Web of Trust itself is the problem
Mark H. Wood
mwood at IUPUI.Edu
Tue Jan 12 15:48:52 CET 2010
On Sun, Jan 10, 2010 at 11:37:12PM -0500, Robert J. Hansen wrote:
> A few years ago a fellow grad student of mine, Peter Likarish, developed
> a really cool anti-phishing technology.
[but test subjects didn't react to the warning]
> Peter's hypothesis was that Flash ads are to blame. Users have become
> conditioned to having Flash ads appear on the screen, take over real
> estate, and so on. Therefore, users were subconsciously filtering out
> this big red alert bar and it was never percolating up to the conscious
> level where users could make an informed decision about the risks.

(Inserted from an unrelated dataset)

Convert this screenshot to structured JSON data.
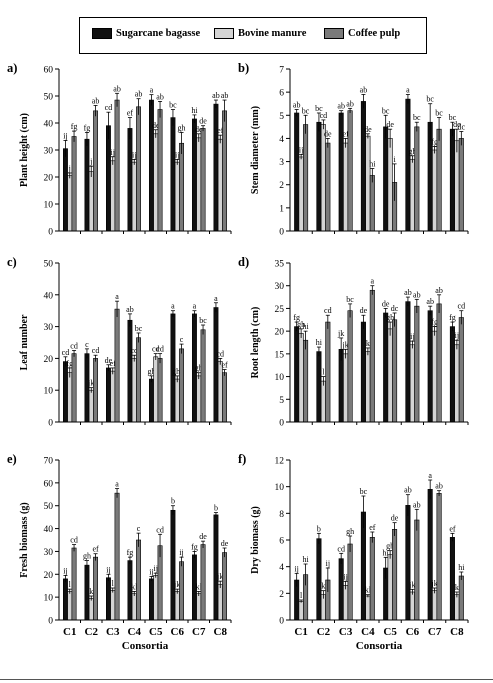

Yes indeedy. Those ad.s appear at the top of the page (and elsewhere,
but there's *always* one at the top). We're rigorously trained every
day to ignore stuff at the top of the page that doesn't look like what
we expected. Maybe he should try a bar across the *middle* of the
window, or a diagonal, or alpha-blend a red overcast onto the entire
page....
Still, it's another technology-intractable problem. If people cared,
they would train themselves to look for trouble indicators, like
scanning the dashboard from time to time for problems with speed,
fuel, temperature, etc. We're trained to operate motor vehicles, but
not to operate browsers or MUAs. ("It's intuitive!" Not.) And
meanwhile the world is training us that it is vitally important to our
sanity and the defense of our time to learn to detect and ignore
things that we don't care about.
I think that technology can't help this as much as would knowing why
we want some technology. People who feel a need will look for tools
to deal with it; people who feel no need will ignore the finest tools.
--
Mark H. Wood, Lead System Programmer mwood at IUPUI.Edu
Friends don't let friends publish revisable-form documents.